Y tenemos un gobierno que
no se inmuta en la tragedia y quiere hacernos creer que es un tema de cambio de
primer ministro. O sea de ajustes mínimo. La vida humana es “deleznable”.
¿Qué hacen los parlamentarios
electos de provincias cuando llegan a Lima?: urgen ser llamados congresistas de
la República; ¿qué aprenden aquí los hombres y mujeres de la cosa pública?: a mentir,
a hablar en estúpido, a abundar en millones de indefiniciones y a prometer lo
que no pueden cumplir.
¿Qué embrujo maléfico,
sortilegio contumaz o hechizo malhadado, pervierte, tuberculiza, convierte en
monstruos a los ciudadanos de esta capital que se cree divina rectora de los
destinos del país?
Lima tiene 487 años de
fundada por el porquerizo natural de Trujillo de Extremadura, España, Francisco
Pizarro, y desde entonces, cual foete castigador, ha impuesto su peso
centralista, nucleador fragilísimo, racista y discriminador, al resto del país.
Lima debería implorar perdón al Perú.
Bien ha preguntado Manuel
Cerna, estudioso del arte y sus expresiones culturales: ¿Merece Lima seguir
siendo capital del Perú?
Los miedos de comunicación
limeños, prensa concentrada, se creen nacionales, pontifican desde la capital a
la vasta e inmensa geografía patria. Hay “especialistas, politólogos,
analistas, internacionalistas” –debajo de cada piedra- que jamás visitaron la
puna, la selva o siquiera la serranía, pero desde el muelle sillón citadino
creen “aportar” con soluciones modernas, de avanzada o inclusivas para los
pobladores de la nación.
Todo lo anterior apoyado
en dólares que vienen del exterior y que han formado una nomenclatura o
aristocracia pseudo-intelectual –igual de racista, criolla y discriminadora-
que se alaba a sí misma, eleva o desgracia a quienes son sus integrantes o
enemigos, respectivamente.
Un muerto, o 26 como en
estos últimos 10 días, una tragedia, un sismo, un apresamiento, no es igual si
se trata de Lima que de provincias. En el primer caso, el asunto es grave; en
el segundo, de menor y más deleznable prioridad. Si alguna.
Muchos estudios abordaron
la pregunta si la población capitalina trata bien a los que no lo son y la
respuesta mayoritaria, abrumadora y aberrante es que no era así. ¿Puede causar
sorpresa semejante “descubrimiento sociológico”?
La limeñización (aquí vale
ese gentilicio) de vastísimos sectores es un fenómeno que ocurre con frecuencia
en todas las grandes capitales.
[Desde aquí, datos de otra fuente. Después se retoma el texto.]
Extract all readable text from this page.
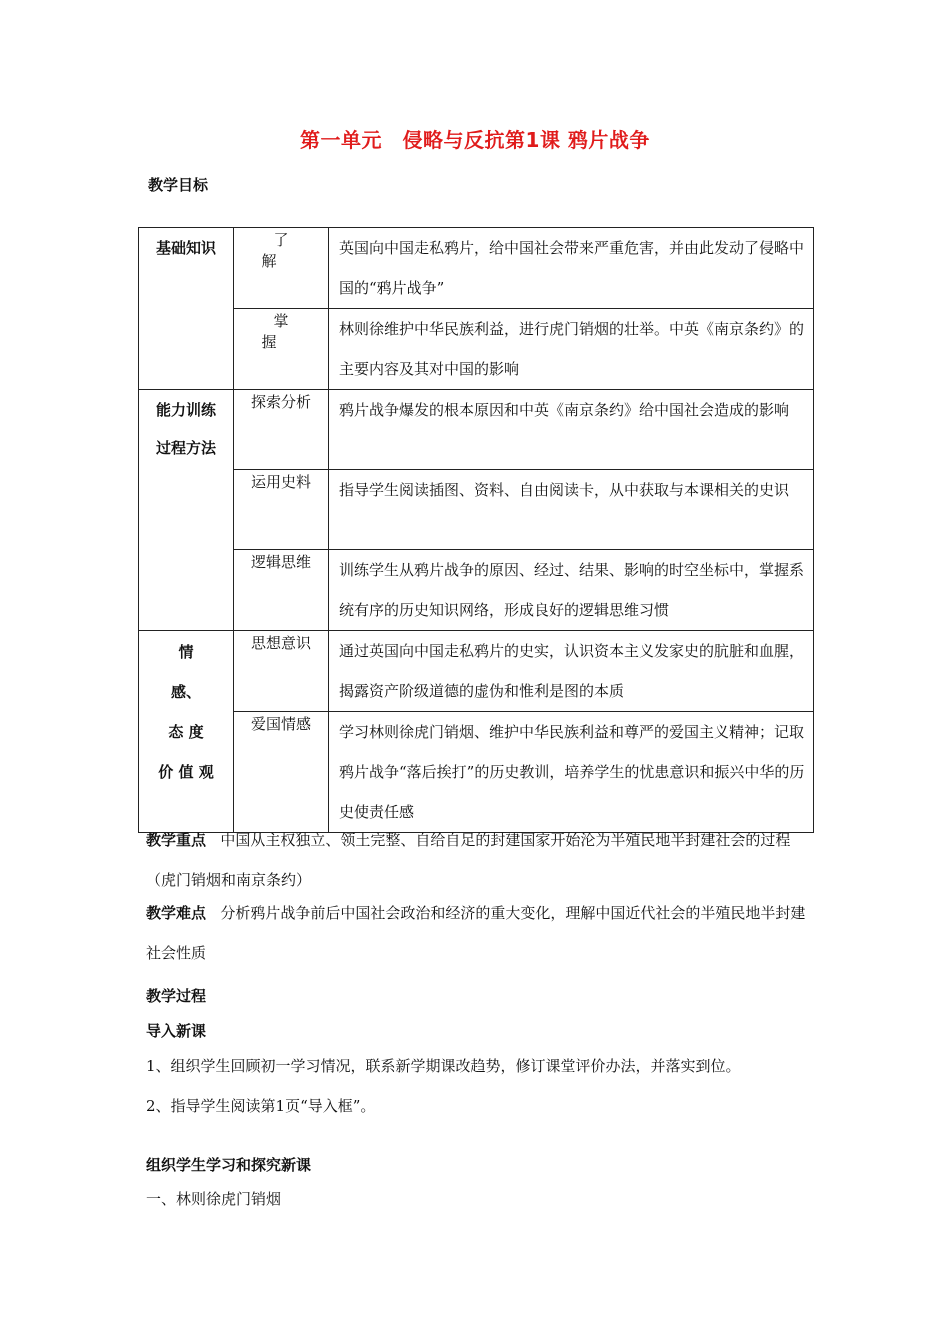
第一单元　侵略与反抗第1课 鸦片战争
教学目标
基础知识	了解	英国向中国走私鸦片，给中国社会带来严重危害，并由此发动了侵略中国的“鸦片战争”
	掌握	林则徐维护中华民族利益，进行虎门销烟的壮举。中英《南京条约》的主要内容及其对中国的影响

能力训练
过程方法	探索分析	鸦片战争爆发的根本原因和中英《南京条约》给中国社会造成的影响
	运用史料	指导学生阅读插图、资料、自由阅读卡，从中获取与本课相关的史识
	逻辑思维	训练学生从鸦片战争的原因、经过、结果、影响的时空坐标中，掌握系统有序的历史知识网络，形成良好的逻辑思维习惯

情
感、
态 度
价 值 观	思想意识	通过英国向中国走私鸦片的史实，认识资本主义发家史的肮脏和血腥，揭露资产阶级道德的虚伪和惟利是图的本质
	爱国情感	学习林则徐虎门销烟、维护中华民族利益和尊严的爱国主义精神；记取鸦片战争“落后挨打”的历史教训，培养学生的忧患意识和振兴中华的历史使责任感
教学重点 中国从主权独立、领土完整、自给自足的封建国家开始沦为半殖民地半封建社会的过程（虎门销烟和南京条约）
教学难点 分析鸦片战争前后中国社会政治和经济的重大变化，理解中国近代社会的半殖民地半封建社会性质
教学过程
导入新课
1、组织学生回顾初一学习情况，联系新学期课改趋势，修订课堂评价办法，并落实到位。
2、指导学生阅读第1页“导入框”。
组织学生学习和探究新课
一、林则徐虎门销烟
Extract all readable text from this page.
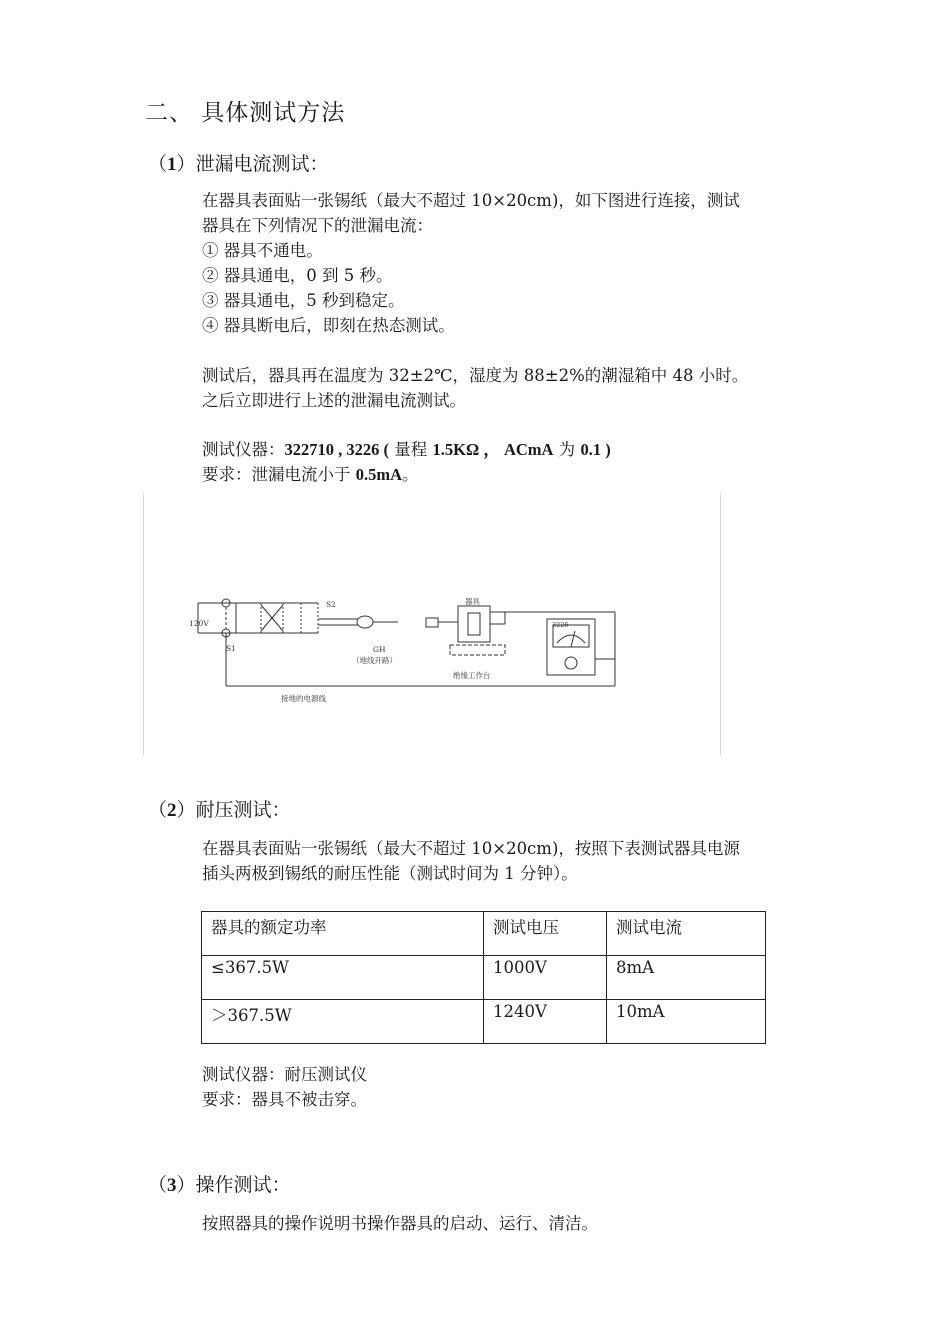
二、 具体测试方法
（1）泄漏电流测试：
在器具表面贴一张锡纸（最大不超过 10×20cm)，如下图进行连接，测试
器具在下列情况下的泄漏电流：
① 器具不通电。
② 器具通电，0 到 5 秒。
③ 器具通电，5 秒到稳定。
④ 器具断电后，即刻在热态测试。
测试后，器具再在温度为 32±2℃，湿度为 88±2%的潮湿箱中 48 小时。
之后立即进行上述的泄漏电流测试。
测试仪器：322710 , 3226 ( 量程 1.5KΩ ， ACmA 为 0.1 )
要求：泄漏电流小于 0.5mA。
120V
S1
S2
GH
（地线开路）
器具
3226
绝缘工作台
接地的电源线
（2）耐压测试：
在器具表面贴一张锡纸（最大不超过 10×20cm)，按照下表测试器具电源
插头两极到锡纸的耐压性能（测试时间为 1 分钟）。
器具的额定功率	测试电压	测试电流
≤367.5W	1000V	8mA
＞367.5W	1240V	10mA
测试仪器：耐压测试仪
要求：器具不被击穿。
（3）操作测试：
按照器具的操作说明书操作器具的启动、运行、清洁。
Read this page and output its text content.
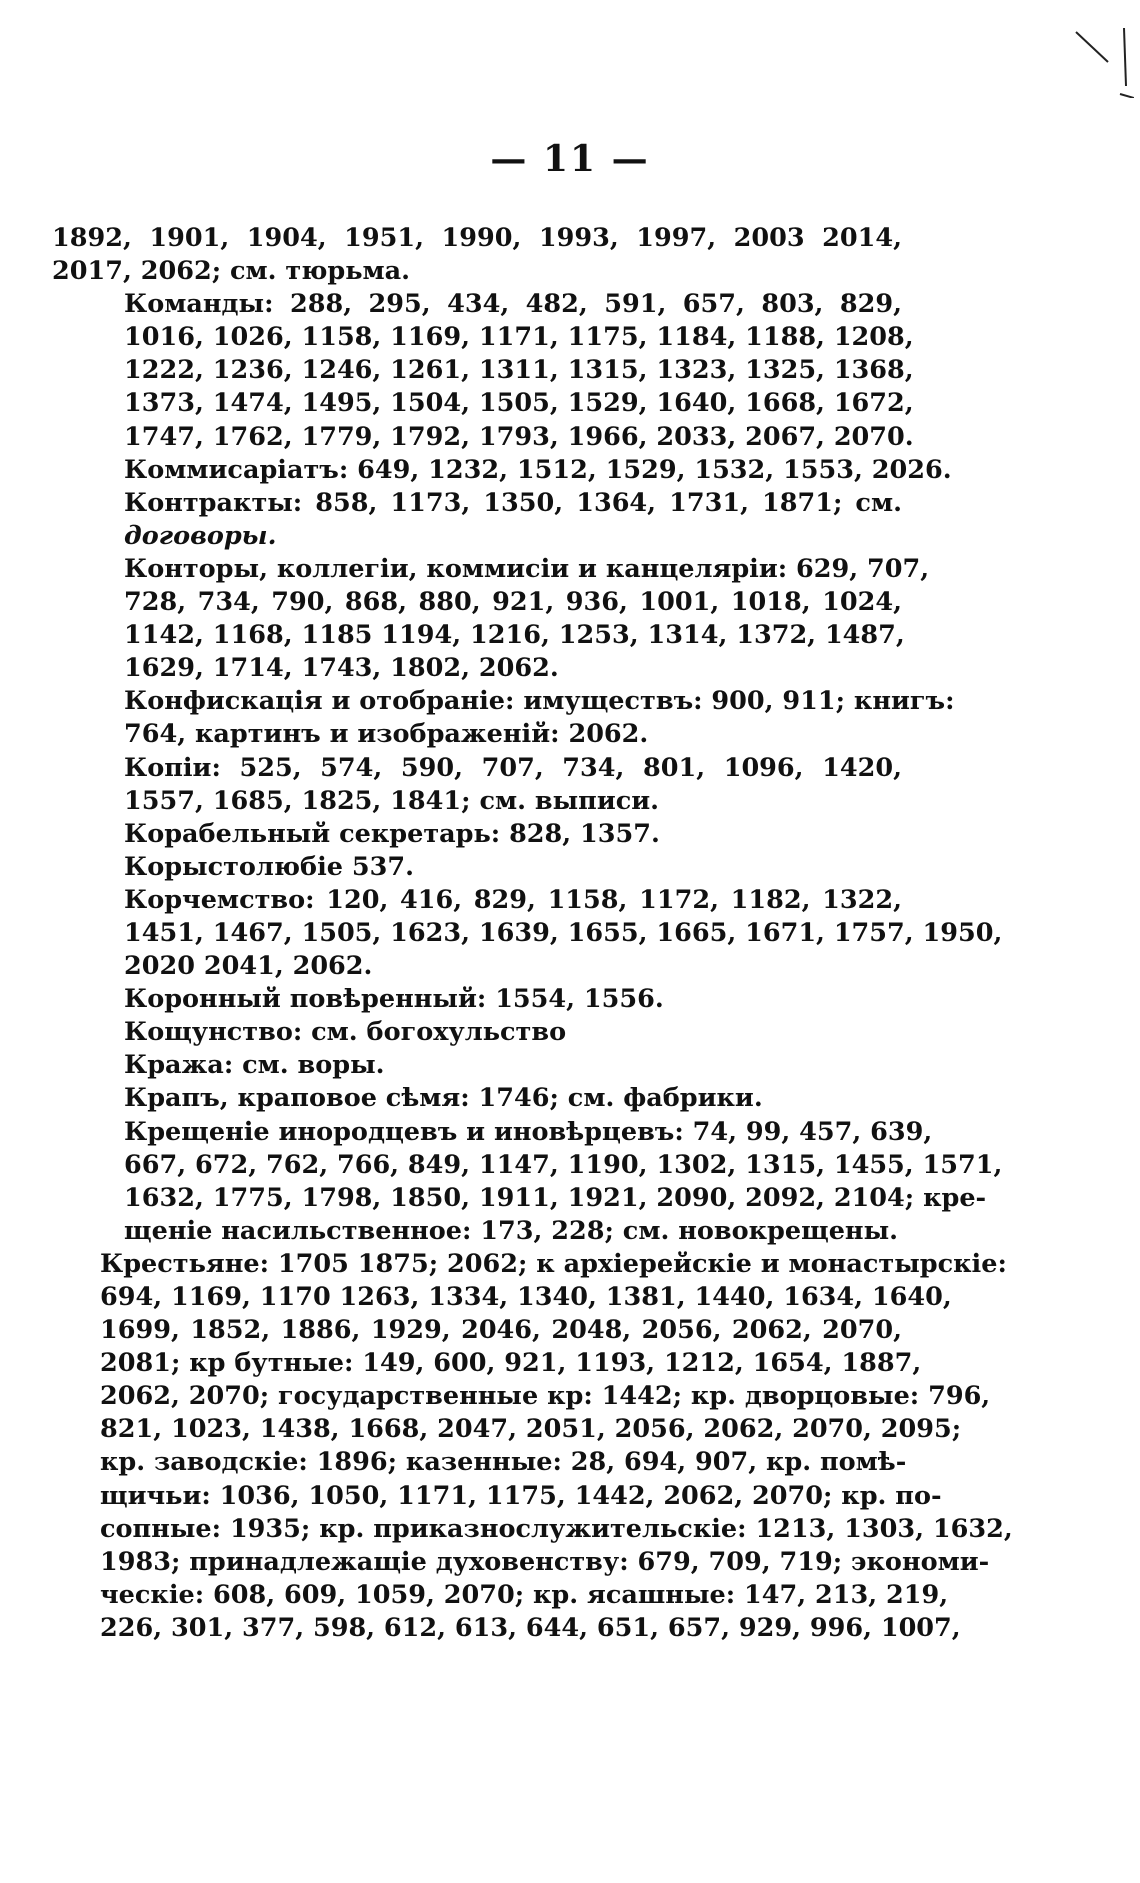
— 11 —

1892, 1901, 1904, 1951, 1990, 1993, 1997, 2003 2014,
2017, 2062; см. тюрьма.

Команды: 288, 295, 434, 482, 591, 657, 803, 829,
1016, 1026, 1158, 1169, 1171, 1175, 1184, 1188, 1208,
1222, 1236, 1246, 1261, 1311, 1315, 1323, 1325, 1368,
1373, 1474, 1495, 1504, 1505, 1529, 1640, 1668, 1672,
1747, 1762, 1779, 1792, 1793, 1966, 2033, 2067, 2070.

Коммисаріатъ: 649, 1232, 1512, 1529, 1532, 1553, 2026.

Контракты: 858, 1173, 1350, 1364, 1731, 1871; см.
договоры.

Конторы, коллегіи, коммисіи и канцеляріи: 629, 707,
728, 734, 790, 868, 880, 921, 936, 1001, 1018, 1024,
1142, 1168, 1185 1194, 1216, 1253, 1314, 1372, 1487,
1629, 1714, 1743, 1802, 2062.

Конфискація и отобраніе: имуществъ: 900, 911; книгъ:
764, картинъ и изображеній: 2062.

Копіи: 525, 574, 590, 707, 734, 801, 1096, 1420,
1557, 1685, 1825, 1841; см. выписи.

Корабельный секретарь: 828, 1357.

Корыстолюбіе 537.

Корчемство: 120, 416, 829, 1158, 1172, 1182, 1322,
1451, 1467, 1505, 1623, 1639, 1655, 1665, 1671, 1757, 1950,
2020 2041, 2062.

Коронный повѣренный: 1554, 1556.

Кощунство: см. богохульство

Кража: см. воры.

Крапъ, краповое сѣмя: 1746; см. фабрики.

Крещеніе инородцевъ и иновѣрцевъ: 74, 99, 457, 639,
667, 672, 762, 766, 849, 1147, 1190, 1302, 1315, 1455, 1571,
1632, 1775, 1798, 1850, 1911, 1921, 2090, 2092, 2104; кре-
щеніе насильственное: 173, 228; см. новокрещены.

Крестьяне: 1705 1875; 2062; к архіерейскіе и монастырскіе:
694, 1169, 1170 1263, 1334, 1340, 1381, 1440, 1634, 1640,
1699, 1852, 1886, 1929, 2046, 2048, 2056, 2062, 2070,
2081; кр бутные: 149, 600, 921, 1193, 1212, 1654, 1887,
2062, 2070; государственные кр: 1442; кр. дворцовые: 796,
821, 1023, 1438, 1668, 2047, 2051, 2056, 2062, 2070, 2095;
кр. заводскіе: 1896; казенные: 28, 694, 907, кр. помѣ-
щичьи: 1036, 1050, 1171, 1175, 1442, 2062, 2070; кр. по-
сопные: 1935; кр. приказнослужительскіе: 1213, 1303, 1632,
1983; принадлежащіе духовенству: 679, 709, 719; экономи-
ческіе: 608, 609, 1059, 2070; кр. ясашные: 147, 213, 219,
226, 301, 377, 598, 612, 613, 644, 651, 657, 929, 996, 1007,
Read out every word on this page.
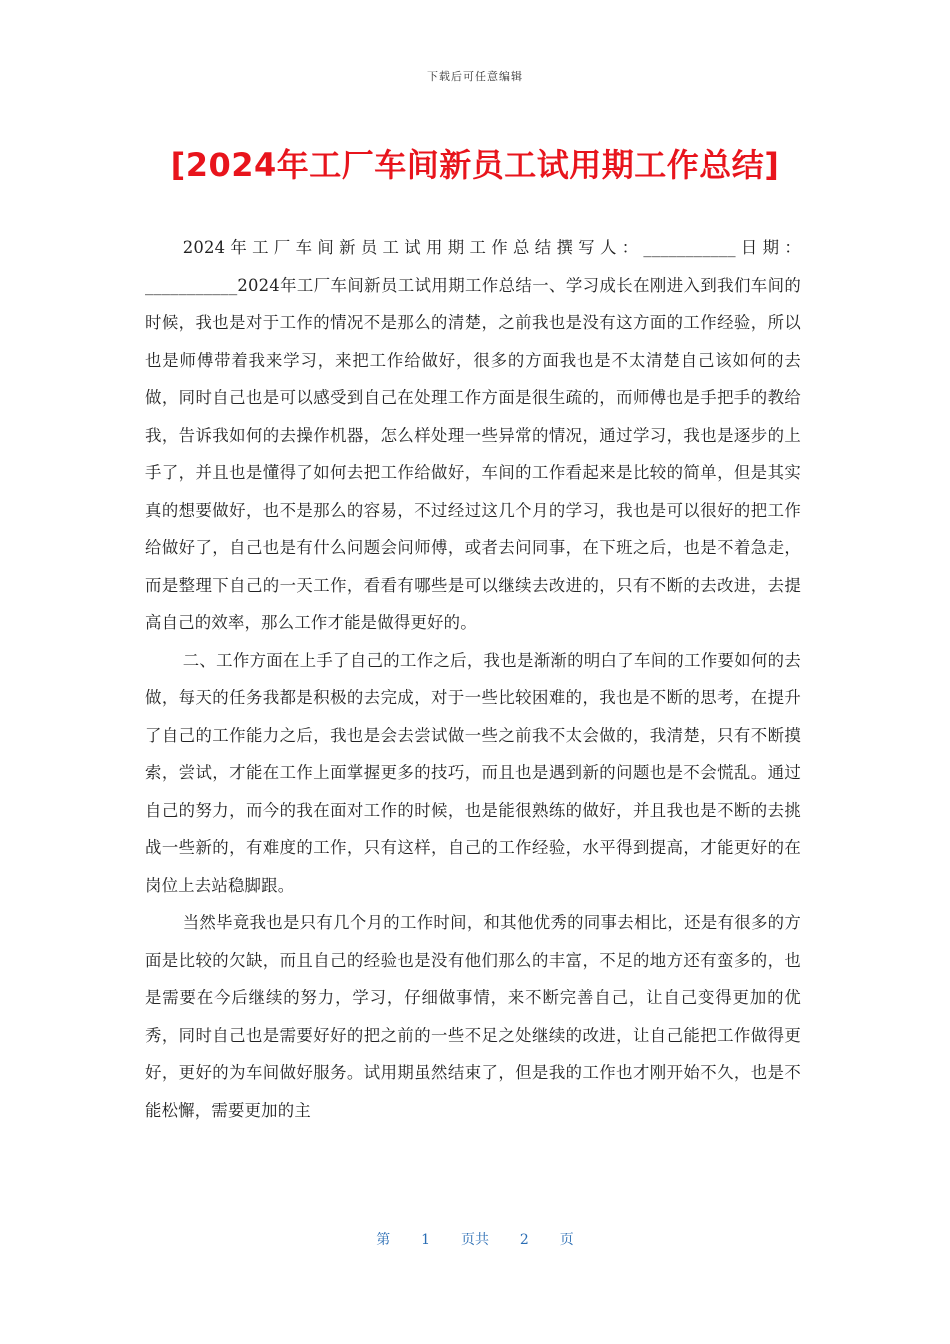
下载后可任意编辑
[2024年工厂车间新员工试用期工作总结]

2024年工厂车间新员工试用期工作总结撰写人：___________日期：___________2024年工厂车间新员工试用期工作总结一、学习成长在刚进入到我们车间的时候，我也是对于工作的情况不是那么的清楚，之前我也是没有这方面的工作经验，所以也是师傅带着我来学习，来把工作给做好，很多的方面我也是不太清楚自己该如何的去做，同时自己也是可以感受到自己在处理工作方面是很生疏的，而师傅也是手把手的教给我，告诉我如何的去操作机器，怎么样处理一些异常的情况，通过学习，我也是逐步的上手了，并且也是懂得了如何去把工作给做好，车间的工作看起来是比较的简单，但是其实真的想要做好，也不是那么的容易，不过经过这几个月的学习，我也是可以很好的把工作给做好了，自己也是有什么问题会问师傅，或者去问同事，在下班之后，也是不着急走，而是整理下自己的一天工作，看看有哪些是可以继续去改进的，只有不断的去改进，去提高自己的效率，那么工作才能是做得更好的。

二、工作方面在上手了自己的工作之后，我也是渐渐的明白了车间的工作要如何的去做，每天的任务我都是积极的去完成，对于一些比较困难的，我也是不断的思考，在提升了自己的工作能力之后，我也是会去尝试做一些之前我不太会做的，我清楚，只有不断摸索，尝试，才能在工作上面掌握更多的技巧，而且也是遇到新的问题也是不会慌乱。通过自己的努力，而今的我在面对工作的时候，也是能很熟练的做好，并且我也是不断的去挑战一些新的，有难度的工作，只有这样，自己的工作经验，水平得到提高，才能更好的在岗位上去站稳脚跟。

当然毕竟我也是只有几个月的工作时间，和其他优秀的同事去相比，还是有很多的方面是比较的欠缺，而且自己的经验也是没有他们那么的丰富，不足的地方还有蛮多的，也是需要在今后继续的努力，学习，仔细做事情，来不断完善自己，让自己变得更加的优秀，同时自己也是需要好好的把之前的一些不足之处继续的改进，让自己能把工作做得更好，更好的为车间做好服务。试用期虽然结束了，但是我的工作也才刚开始不久，也是不能松懈，需要更加的主

第 1 页共 2 页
Sin embargo, y a la par, coetánea y con fuerza
innegable, persisten en toda su virtud musical, artística y telúrica, bolsones
de amor provinciano que practican sus rutinas de variada índole.
Lima actúa con
paternalismo pseudo-protector. Mira de arriba abajo al resto del país. Por
algunas extrañas e inexplicables razones, la megalópolis sigue concitando
atracción a los del interior que, en muchos casos, no tienen más remedio que
abandonar sus tierras para llegar a una ciudad hostil, pestilente, plena en
ladrones de saco y corbata, multilingues y expertos en dar declaraciones
justificando sus robos y estafas al país.
El adocenamiento limeño
invade cerebros, estupidiza ecuménicamente y anquilosa a partidos,
instituciones de todo orden y convierte en ociosos y haraganes sempiternos a
quienes se guarecen en la cosa pública y en la privada. Los primeros viven
felices esperando el seguro salario; los segundos, están en puestos que no
pocas veces reposan edificados sobre licitaciones con nombre propio; contratos
amañados; exacciones violentas y legales contra el país vía concesiones o
privatizaciones, etc.
Castradora, frívola, mediocre
y gris, escenario de las más grandes tragedias cívicas de la nación, fábrica
aviesa de figuras y figurones, falsos valores, impostores y cacos, en blanco y
negro y en la televisión o radio, en el Congreso o gobierno, Lima es una olla
infinita de fétidas sensaciones.
Si el Perú es lo que es,
en gran parte se lo debe a esta ciudad yuguladora y angurrienta de vivir
rimbombante y en la impostación de “buenas costumbres”, voz atildada y una
evidente y vergonzosa falta de pantalones y firmeza para destruir a sus
sagrados íconos con apellidos “decentes”.
Lima debería implorar
perdón al Perú.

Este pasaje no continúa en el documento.